8. The next question to be considered is whether the plea raised by the tenant for kudikidappu right is justified. Reference was made to the order of the Land Tribunal rejecting the plea which was confirmed by the Rent Control Court as well as the Appellate Authority. We have indicated two tenants were occupying the tenanted building, building No. 17/1192. Western portion of the same was occupied by another tenant Kunji Parvathy and the landlady filed R.C.R No. 6 of 1981 for evicting the tenant and Ext. All order of eviction was passed. Tenant in this case is in occupation of the eastern portion of the same building bearing door No. 17/1192. Both the tenants claimed kudikidapu rights in respect of the portion of the same building which were in their occupation. The claim raised by both of them were referred to the Land Tribunal, Thiruvananthapuram under Section 125(3) of the Kerala Land Reforms Act as O.A. Nos. 783 and 782 of 1981 respectively. Both the applications were dismissed by the Land Tribunal after having found that both of them are occupying the building bearing door No. TC 17/1192. We find no infirmity in the order of the Land Tribunal which was confirmed by the Rent Control Court as well as the Appellate Authority, Tenants in this case are not entitled to claim kudikidappu right. Facts reveal that tenant in RCP No. 6 of 1981 as well as the tenant in these proceedings are occupying building 17/1192 which is a single building.
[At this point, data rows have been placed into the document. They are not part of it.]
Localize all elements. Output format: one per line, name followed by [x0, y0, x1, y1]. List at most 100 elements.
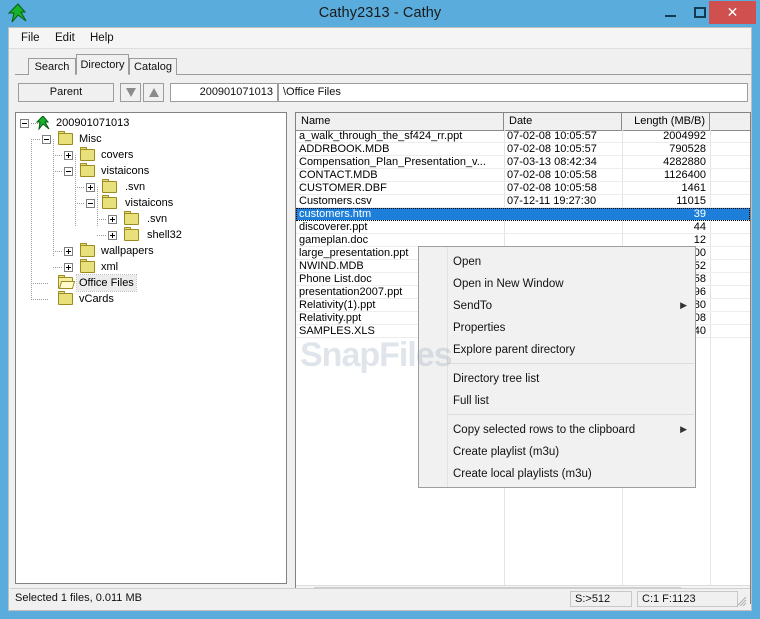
table-row-selected[interactable]: customers.htm 39	[296, 208, 750, 221]
cell-date: 07-03-13 08:42:34	[507, 156, 597, 168]
cell-length: 44	[693, 221, 706, 233]
minimize-button[interactable]	[655, 0, 685, 24]
menu-item-explore-parent-directory[interactable]: Explore parent directory	[420, 339, 695, 361]
menu-item-label: Create playlist (m3u)	[453, 446, 560, 458]
column-header-filler[interactable]	[710, 113, 750, 130]
status-cell-counts: C:1 F:1123	[637, 591, 738, 607]
tree-node-label[interactable]: wallpapers	[99, 243, 156, 259]
column-header-name[interactable]: Name	[296, 113, 504, 130]
move-up-button[interactable]	[143, 83, 164, 102]
table-row[interactable]: Compensation_Plan_Presentation_v... 07-0…	[296, 156, 750, 169]
tree-node-label[interactable]: xml	[99, 259, 120, 275]
cell-length: 1461	[681, 182, 706, 194]
tree-connector	[31, 139, 41, 140]
move-down-button[interactable]	[120, 83, 141, 102]
close-icon: ✕	[726, 4, 739, 21]
menu-item-create-playlist[interactable]: Create playlist (m3u)	[420, 441, 695, 463]
table-row[interactable]: ADDRBOOK.MDB 07-02-08 10:05:57 790528	[296, 143, 750, 156]
cell-name: discoverer.ppt	[299, 221, 368, 233]
table-row[interactable]: discoverer.ppt 44	[296, 221, 750, 234]
submenu-arrow-icon: ▶	[680, 301, 687, 311]
menu-item-open-in-new-window[interactable]: Open in New Window	[420, 273, 695, 295]
tree-connector	[31, 299, 49, 300]
tree-connector	[53, 267, 63, 268]
tree-node-label[interactable]: Misc	[77, 131, 104, 147]
resize-grip-icon[interactable]	[735, 595, 747, 607]
table-row[interactable]: Customers.csv 07-12-11 19:27:30 11015	[296, 195, 750, 208]
volume-field[interactable]: 200901071013	[170, 83, 278, 102]
column-header-length[interactable]: Length (MB/B)	[622, 113, 710, 130]
tree-node-label[interactable]: .svn	[145, 211, 169, 227]
tree-node-label[interactable]: vistaicons	[123, 195, 175, 211]
tree-toggle-minus-icon[interactable]	[64, 167, 73, 176]
tree-toggle-plus-icon[interactable]	[64, 151, 73, 160]
tree-toggle-plus-icon[interactable]	[108, 215, 117, 224]
tree-toggle-plus-icon[interactable]	[86, 183, 95, 192]
tree-connector	[31, 283, 49, 284]
tab-search[interactable]: Search	[28, 58, 76, 75]
tree-node-label[interactable]: Office Files	[76, 274, 137, 292]
window-title: Cathy2313 - Cathy	[318, 5, 442, 21]
path-toolbar: Parent 200901071013 \Office Files	[15, 83, 751, 105]
menu-item-copy-selected-rows[interactable]: Copy selected rows to the clipboard ▶	[420, 419, 695, 441]
cell-length: 1126400	[663, 169, 706, 181]
folder-closed-icon	[102, 195, 117, 209]
menu-separator	[448, 414, 694, 415]
menu-item-label: Properties	[453, 322, 506, 334]
menu-item-properties[interactable]: Properties	[420, 317, 695, 339]
minimize-icon	[664, 14, 676, 17]
cathy-root-icon	[35, 115, 51, 131]
menu-item-help[interactable]: Help	[85, 31, 119, 46]
menu-item-open[interactable]: Open	[420, 251, 695, 273]
tree-node-label[interactable]: covers	[99, 147, 135, 163]
status-cell-size: S:>512	[570, 591, 632, 607]
cell-date: 07-02-08 10:05:58	[507, 182, 597, 194]
menu-item-file[interactable]: File	[16, 31, 45, 46]
tab-directory[interactable]: Directory	[76, 54, 129, 75]
column-header-label: Date	[509, 115, 533, 127]
close-button[interactable]: ✕	[709, 1, 756, 24]
tab-strip: Search Directory Catalog	[15, 54, 751, 75]
tree-toggle-minus-icon[interactable]	[20, 119, 29, 128]
menu-item-full-list[interactable]: Full list	[420, 390, 695, 412]
tree-toggle-plus-icon[interactable]	[64, 263, 73, 272]
menu-item-label: Open	[453, 256, 482, 268]
tree-connector	[31, 139, 32, 299]
context-menu[interactable]: Open Open in New Window SendTo ▶ Propert…	[418, 246, 696, 488]
submenu-arrow-icon: ▶	[680, 425, 687, 435]
tree-toggle-minus-icon[interactable]	[42, 135, 51, 144]
status-message: Selected 1 files, 0.011 MB	[15, 592, 142, 604]
parent-button[interactable]: Parent	[18, 83, 114, 102]
tree-connector	[97, 219, 107, 220]
tree-connector	[75, 155, 76, 227]
menu-item-create-local-playlists[interactable]: Create local playlists (m3u)	[420, 463, 695, 485]
table-row[interactable]: CUSTOMER.DBF 07-02-08 10:05:58 1461	[296, 182, 750, 195]
menu-item-edit[interactable]: Edit	[50, 31, 80, 46]
tree-toggle-minus-icon[interactable]	[86, 199, 95, 208]
table-row[interactable]: CONTACT.MDB 07-02-08 10:05:58 1126400	[296, 169, 750, 182]
cell-length: 790528	[669, 143, 706, 155]
tree-connector	[53, 251, 63, 252]
tree-node-label[interactable]: shell32	[145, 227, 184, 243]
table-row[interactable]: a_walk_through_the_sf424_rr.ppt 07-02-08…	[296, 130, 750, 143]
cell-length: 39	[693, 208, 706, 220]
maximize-icon	[694, 6, 706, 18]
tree-node-label[interactable]: vistaicons	[99, 163, 151, 179]
tree-toggle-plus-icon[interactable]	[108, 231, 117, 240]
menu-item-sendto[interactable]: SendTo ▶	[420, 295, 695, 317]
column-header-date[interactable]: Date	[504, 113, 622, 130]
directory-tree-panel[interactable]: 200901071013 Misc covers vistaicons .svn…	[15, 112, 287, 584]
cell-length: 2004992	[663, 130, 706, 142]
cell-date: 07-02-08 10:05:58	[507, 169, 597, 181]
tab-catalog[interactable]: Catalog	[129, 58, 177, 75]
tree-node-label[interactable]: 200901071013	[54, 115, 131, 131]
menu-item-directory-tree-list[interactable]: Directory tree list	[420, 368, 695, 390]
path-field[interactable]: \Office Files	[278, 83, 748, 102]
folder-open-icon	[58, 275, 73, 289]
tree-node-label[interactable]: vCards	[77, 291, 116, 307]
menu-item-label: SendTo	[453, 300, 493, 312]
tree-connector	[97, 187, 98, 227]
tree-toggle-plus-icon[interactable]	[64, 247, 73, 256]
tree-node-label[interactable]: .svn	[123, 179, 147, 195]
menu-item-label: Copy selected rows to the clipboard	[453, 424, 636, 436]
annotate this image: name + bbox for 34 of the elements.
Eastern portion of the same is occupied by the tenant in R.C.P. No. 6/81 and the western portion of the building is occupied by the tenant in this case. In the instant case kudikidappu right has been claimed by both the tenants in respect of the portion of the room in occupation of the same building. Such a right in respect of the same building cannot be entertained. This point has directly come up for consideration in Ittiathi Kunjan v. Lekshmikutty Amma (1968 KLT 888) as well as in Muhammad v. Imbichibi (1974 KLT 738) wherein the Full Bench after examining the scope of the various provisions of the Land Reforms Act held as follows:

"It would be proper to understand "hut" as meaning a "dwelling house" complete in itself and not a place which is merely a part of a larger structure which can be used for residential purposes. Such a meaning would also accord with the popular meaning of the word "hut". "Hut" is normally understood as a very small house complete in itself and low in cost. Nobody would refer to a flat or part of a street house even if complete in itself in that it provides necessary facilities for being used as a dwelling place, as a "hut"."

9. We are of the view principle abovementioned is squarely applicable to the facts of this case as well. Consequently we are of the view Land Tribunal and the Rent Control Court as well as the Appellate Authority are justified in rejecting the claim for kudikidappu right. In such circumstances we are inclined to allow CRP No. 1162 of 1993 and order eviction under Section 11(4)(iv) of the Act. Needless to say, tenant is entitled to all statutory benefits available after reconstruction. In view of the aforementioned finding, CRP No. 768 of 1994 will stand dismissed.